J’vous fais un petit spécial prose cette semaine. Parce qu’un accouchement, ça se raconte mieux de même qu’en bédé.
Trois jours avant ma date de péremption, j’avais rendez-vous dans un café passablement loin de chez moi avec des amies. Je prends le métro. À Berri-UQAM, sur le quai de la ligne orange, y arrive de quoi d’un peu spécial : ça coule dans mes culottes. Pas une grosse chaudière comme dans les films là, juste un p’tit peu, juste pour dire que c’est bizarre et que je sais pas si j’me suis un peu pissé dessus.
Je me rends quand même au rendez-vous et on grignote et on jase. Je vais aux toilettes souvent pour voir si ma serviette sanitaire est imbibée de liquide amniotique, mais y a tellement pas grand chose que j’sais même pas si c’est des pertes/de la sueur/du pipi/mon imagination. Tout ce que je sais, c’est qu’à chaque fois que je change un peu de position sur mon banc, ça coule un peu plus dans mes culottes.
Je finis par appeler à la salle d’accouchement. On me suggère d’aller chez moi ramasser mes affaires et de me rendre à l’hôpital. Ma sœur vient nous chercher, vraiment énervée, tandis que mon chum et moi, on est plutôt incrédules. C’est clair que je me fais des idées et qu’ils vont nous retourner chez nous, j’ai pas de contractions, ça serait ben trop l’fun si j’accouchais aujourd’hui, voyons.
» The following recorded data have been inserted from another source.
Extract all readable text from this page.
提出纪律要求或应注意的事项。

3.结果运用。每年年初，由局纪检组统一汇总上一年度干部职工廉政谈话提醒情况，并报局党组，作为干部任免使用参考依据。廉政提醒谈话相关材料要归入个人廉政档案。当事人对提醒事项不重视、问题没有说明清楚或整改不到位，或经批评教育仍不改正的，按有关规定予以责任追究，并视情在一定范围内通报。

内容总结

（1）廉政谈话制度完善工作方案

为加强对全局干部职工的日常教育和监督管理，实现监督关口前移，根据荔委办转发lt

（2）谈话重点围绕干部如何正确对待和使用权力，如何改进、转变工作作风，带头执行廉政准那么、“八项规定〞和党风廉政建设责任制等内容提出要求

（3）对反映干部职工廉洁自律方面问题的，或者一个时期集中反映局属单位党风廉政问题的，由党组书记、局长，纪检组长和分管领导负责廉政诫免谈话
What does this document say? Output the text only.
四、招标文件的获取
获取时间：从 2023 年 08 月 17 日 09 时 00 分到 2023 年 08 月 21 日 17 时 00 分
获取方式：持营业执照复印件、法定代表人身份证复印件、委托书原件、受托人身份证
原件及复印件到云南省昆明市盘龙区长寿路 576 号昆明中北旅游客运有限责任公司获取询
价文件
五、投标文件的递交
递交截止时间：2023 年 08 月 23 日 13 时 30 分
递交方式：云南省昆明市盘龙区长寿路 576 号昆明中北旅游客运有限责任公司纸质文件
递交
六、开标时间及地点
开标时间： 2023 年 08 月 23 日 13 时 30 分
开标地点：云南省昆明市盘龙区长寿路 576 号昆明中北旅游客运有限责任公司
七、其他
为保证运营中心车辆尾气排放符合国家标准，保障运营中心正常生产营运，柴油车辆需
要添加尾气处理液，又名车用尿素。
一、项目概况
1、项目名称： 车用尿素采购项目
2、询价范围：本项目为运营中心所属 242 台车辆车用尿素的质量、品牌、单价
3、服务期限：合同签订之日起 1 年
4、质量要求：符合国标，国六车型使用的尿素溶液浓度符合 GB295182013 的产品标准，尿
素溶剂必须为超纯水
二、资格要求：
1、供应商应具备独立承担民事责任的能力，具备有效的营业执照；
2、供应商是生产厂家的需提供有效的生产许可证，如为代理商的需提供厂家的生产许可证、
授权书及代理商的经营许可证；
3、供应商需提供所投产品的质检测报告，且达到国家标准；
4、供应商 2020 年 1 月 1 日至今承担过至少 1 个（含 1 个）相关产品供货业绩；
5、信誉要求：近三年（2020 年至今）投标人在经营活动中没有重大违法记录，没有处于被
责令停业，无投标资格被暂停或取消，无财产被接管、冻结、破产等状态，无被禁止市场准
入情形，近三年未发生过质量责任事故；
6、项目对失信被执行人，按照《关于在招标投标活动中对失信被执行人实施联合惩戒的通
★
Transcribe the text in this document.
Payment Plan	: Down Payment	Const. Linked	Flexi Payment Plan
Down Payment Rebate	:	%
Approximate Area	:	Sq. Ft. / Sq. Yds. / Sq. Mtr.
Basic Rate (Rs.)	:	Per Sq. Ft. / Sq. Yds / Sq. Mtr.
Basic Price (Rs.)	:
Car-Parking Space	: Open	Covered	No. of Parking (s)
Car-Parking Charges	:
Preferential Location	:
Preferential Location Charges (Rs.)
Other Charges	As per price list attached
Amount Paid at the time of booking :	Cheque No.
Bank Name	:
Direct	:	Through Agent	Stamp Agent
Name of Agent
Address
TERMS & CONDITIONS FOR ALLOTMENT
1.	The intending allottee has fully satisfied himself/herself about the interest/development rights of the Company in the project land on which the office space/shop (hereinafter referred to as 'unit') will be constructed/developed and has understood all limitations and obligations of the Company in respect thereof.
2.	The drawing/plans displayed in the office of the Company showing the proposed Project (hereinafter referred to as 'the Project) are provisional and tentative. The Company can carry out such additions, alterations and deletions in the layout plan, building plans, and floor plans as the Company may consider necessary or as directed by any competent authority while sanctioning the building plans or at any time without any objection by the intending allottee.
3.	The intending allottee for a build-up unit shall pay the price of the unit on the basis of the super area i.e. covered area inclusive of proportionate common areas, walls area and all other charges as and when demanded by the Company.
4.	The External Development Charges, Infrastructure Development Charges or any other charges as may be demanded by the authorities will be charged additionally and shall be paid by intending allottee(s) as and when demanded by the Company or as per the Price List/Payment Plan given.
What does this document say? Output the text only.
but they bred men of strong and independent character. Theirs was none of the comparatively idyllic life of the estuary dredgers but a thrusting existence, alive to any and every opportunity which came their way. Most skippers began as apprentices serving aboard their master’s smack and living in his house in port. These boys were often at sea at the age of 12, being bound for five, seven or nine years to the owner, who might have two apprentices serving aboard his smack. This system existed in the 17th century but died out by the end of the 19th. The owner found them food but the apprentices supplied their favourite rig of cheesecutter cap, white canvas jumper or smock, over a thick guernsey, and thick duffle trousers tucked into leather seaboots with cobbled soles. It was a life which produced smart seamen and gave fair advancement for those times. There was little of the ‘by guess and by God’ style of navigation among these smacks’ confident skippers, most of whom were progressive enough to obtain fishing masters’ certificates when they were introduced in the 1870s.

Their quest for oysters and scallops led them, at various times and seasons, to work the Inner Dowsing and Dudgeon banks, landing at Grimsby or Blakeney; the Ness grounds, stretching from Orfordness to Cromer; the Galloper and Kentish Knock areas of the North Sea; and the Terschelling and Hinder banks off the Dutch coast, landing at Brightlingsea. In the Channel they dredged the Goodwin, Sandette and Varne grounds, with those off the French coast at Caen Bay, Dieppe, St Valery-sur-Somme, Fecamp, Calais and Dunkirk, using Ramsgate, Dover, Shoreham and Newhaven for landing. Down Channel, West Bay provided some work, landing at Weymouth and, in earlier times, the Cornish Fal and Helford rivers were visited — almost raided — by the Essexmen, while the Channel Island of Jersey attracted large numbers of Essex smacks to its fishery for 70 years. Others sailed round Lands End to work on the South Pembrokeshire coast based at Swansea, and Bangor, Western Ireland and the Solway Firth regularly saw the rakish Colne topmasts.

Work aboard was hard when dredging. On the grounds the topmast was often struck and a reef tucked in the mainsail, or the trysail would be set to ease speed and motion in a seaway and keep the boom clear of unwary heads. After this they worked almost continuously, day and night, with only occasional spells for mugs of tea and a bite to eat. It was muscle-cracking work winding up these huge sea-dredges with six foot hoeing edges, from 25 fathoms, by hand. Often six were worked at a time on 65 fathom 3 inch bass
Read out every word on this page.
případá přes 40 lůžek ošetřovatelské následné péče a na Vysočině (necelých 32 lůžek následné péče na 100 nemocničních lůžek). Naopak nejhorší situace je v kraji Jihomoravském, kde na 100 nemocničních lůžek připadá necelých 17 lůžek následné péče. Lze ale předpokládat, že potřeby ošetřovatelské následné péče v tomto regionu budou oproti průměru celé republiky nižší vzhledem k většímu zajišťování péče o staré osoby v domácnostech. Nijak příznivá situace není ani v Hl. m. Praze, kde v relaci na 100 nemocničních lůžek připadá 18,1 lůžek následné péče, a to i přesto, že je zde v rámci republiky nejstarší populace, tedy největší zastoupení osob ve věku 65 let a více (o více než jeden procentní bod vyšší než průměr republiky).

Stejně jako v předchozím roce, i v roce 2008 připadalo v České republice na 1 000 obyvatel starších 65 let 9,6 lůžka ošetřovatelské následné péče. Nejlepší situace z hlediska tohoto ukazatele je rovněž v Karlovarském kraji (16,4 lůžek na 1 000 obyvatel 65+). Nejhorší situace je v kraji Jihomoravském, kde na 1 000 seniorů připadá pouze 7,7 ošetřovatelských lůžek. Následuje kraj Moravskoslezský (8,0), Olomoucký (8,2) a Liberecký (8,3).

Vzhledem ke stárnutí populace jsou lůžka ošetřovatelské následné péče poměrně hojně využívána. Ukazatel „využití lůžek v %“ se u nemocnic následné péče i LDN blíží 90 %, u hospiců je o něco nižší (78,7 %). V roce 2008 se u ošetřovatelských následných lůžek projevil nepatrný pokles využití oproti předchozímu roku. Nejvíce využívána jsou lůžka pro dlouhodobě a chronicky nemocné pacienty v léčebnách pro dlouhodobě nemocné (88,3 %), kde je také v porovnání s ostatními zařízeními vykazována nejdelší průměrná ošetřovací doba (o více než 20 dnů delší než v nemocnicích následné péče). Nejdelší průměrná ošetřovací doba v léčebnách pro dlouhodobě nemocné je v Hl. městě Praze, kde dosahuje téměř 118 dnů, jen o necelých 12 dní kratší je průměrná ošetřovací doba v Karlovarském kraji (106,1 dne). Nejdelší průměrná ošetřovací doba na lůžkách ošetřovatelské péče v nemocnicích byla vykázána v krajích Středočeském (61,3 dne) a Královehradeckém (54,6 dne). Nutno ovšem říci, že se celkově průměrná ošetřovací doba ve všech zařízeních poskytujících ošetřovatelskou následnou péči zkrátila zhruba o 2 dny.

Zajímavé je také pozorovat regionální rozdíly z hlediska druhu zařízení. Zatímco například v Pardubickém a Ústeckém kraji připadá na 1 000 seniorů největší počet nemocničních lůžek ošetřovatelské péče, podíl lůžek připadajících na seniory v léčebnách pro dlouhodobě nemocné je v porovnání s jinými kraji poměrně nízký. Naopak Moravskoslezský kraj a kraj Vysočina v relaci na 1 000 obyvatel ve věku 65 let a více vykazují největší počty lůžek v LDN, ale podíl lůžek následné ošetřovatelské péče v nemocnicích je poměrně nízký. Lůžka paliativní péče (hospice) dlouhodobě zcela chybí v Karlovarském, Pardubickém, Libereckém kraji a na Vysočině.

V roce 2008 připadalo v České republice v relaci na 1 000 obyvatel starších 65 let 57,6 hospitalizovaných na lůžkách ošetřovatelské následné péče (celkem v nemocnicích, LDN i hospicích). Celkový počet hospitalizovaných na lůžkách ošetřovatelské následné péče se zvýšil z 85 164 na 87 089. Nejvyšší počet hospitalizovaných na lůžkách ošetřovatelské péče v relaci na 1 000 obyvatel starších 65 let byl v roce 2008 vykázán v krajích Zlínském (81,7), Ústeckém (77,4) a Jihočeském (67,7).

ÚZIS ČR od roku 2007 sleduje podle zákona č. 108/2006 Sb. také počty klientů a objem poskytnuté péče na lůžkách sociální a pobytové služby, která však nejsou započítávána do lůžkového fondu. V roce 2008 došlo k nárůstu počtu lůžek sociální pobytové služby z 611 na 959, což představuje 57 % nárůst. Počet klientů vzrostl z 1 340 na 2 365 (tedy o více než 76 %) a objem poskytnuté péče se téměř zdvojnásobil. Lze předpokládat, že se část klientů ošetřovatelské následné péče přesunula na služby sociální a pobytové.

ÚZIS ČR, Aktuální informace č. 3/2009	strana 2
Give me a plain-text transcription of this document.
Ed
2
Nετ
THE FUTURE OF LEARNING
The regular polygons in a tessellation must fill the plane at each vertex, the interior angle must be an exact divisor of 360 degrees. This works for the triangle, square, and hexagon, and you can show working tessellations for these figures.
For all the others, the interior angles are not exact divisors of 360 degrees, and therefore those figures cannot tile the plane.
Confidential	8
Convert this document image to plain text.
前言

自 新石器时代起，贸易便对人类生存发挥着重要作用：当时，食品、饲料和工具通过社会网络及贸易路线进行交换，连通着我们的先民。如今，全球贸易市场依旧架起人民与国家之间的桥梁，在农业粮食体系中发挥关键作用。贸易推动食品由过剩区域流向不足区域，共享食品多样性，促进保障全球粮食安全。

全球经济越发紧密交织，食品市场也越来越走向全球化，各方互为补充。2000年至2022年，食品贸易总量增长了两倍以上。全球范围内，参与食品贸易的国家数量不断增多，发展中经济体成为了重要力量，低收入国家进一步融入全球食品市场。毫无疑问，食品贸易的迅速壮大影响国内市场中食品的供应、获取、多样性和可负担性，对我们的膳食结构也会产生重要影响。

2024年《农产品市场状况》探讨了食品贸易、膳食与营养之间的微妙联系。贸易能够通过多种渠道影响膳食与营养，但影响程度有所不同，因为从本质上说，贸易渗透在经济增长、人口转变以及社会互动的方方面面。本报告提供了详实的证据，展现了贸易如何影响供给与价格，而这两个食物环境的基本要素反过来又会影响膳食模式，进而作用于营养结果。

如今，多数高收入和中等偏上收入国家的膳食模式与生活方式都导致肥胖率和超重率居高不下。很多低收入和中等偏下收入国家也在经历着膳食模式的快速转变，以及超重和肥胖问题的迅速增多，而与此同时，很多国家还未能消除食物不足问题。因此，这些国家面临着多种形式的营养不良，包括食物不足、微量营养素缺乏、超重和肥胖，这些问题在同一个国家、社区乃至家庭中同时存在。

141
Je suis admise en salle d’accouchement pour observation. C’est long. On dit des niaiseries, on y croit pas, c’est mon premier bébé, c’est sûr que j’accouche deux semaines en retard, toutes les matantes me l’ont dit.
L’infirmière revient avec les résultats: «C’est bien du liquide amniotique. C’est aujourd’hui que ça se passe!».
Les contractions sont parties soudainement, intenses et rapides. On a percé mon sac amniotique pour que le reste de mes eaux sorte et j’ai eu ben mal, ben longtemps. Après dix heures de travail, on vérifie mon col.
L’épidurale, c’est super. Par contre, j’me serais bien passé d’avoir les jambes mortes tout le long de l’accouchement. Mortes, paralysées, kaput. Je suis incapable de soulever mes jambes à la poussée et c’est vraiment weird comme sensation.
Y a un moment de panique vers la fin de la poussée. Mon bébé a le cordon bien enroulé autour du cou et elle manque d’oxygène. Sans même que je m’en rende compte, on me fait une épisiotomie d’urgence pour la sortir de là. Le médecin tient une petite fille dans ses bras, toute blanche, molle et silencieuse. On la dépose sur moi environ cinq secondes, durant lesquelles je fais de la grande poésie.
J’ai même pas vu son visage qu’on la met dans un incubateur pour l’examiner. On me dit que tout va bien, mais ils ont besoin de plus d’infirmières. Mon chum me dit qu’elle est belle. Moi, je vois rien et je peux pas bouger. On l’emmène à la pouponnière. Je l’ai à peine vue. Le placenta est sorti, on me recoud, c’est fini, on est seuls dans la chambre. Un gars, une fille, une bédaine en moins et pas de bébé.
Deux heures et un affreux repas d’hôpital plus tard, on me pousse en chaise roulante jusqu’à la pouponnière pour que je puisse enfin tenir ma fille dans mes bras. Diagnostic : hypoglycémie et forte anémie, mais ça va passer, plus de peur que de mal. Y a un peu de couleur sur ses joues.
Je suis maman. Je suis en amour.
P.-S. : J’l’ai pas mentionné, mais le combo soluté/pousser ben fort comme si on expulsait une pastèque de son anus m’a rendue complètement méconnaissable. Le visage m’a enflé jusqu’à me donner des airs de Bonhomme Michelin, avec en plus un paquet de petites veines explosées partout. Bref, une chance que la visite avait le bébé à regarder au lieu de ma face.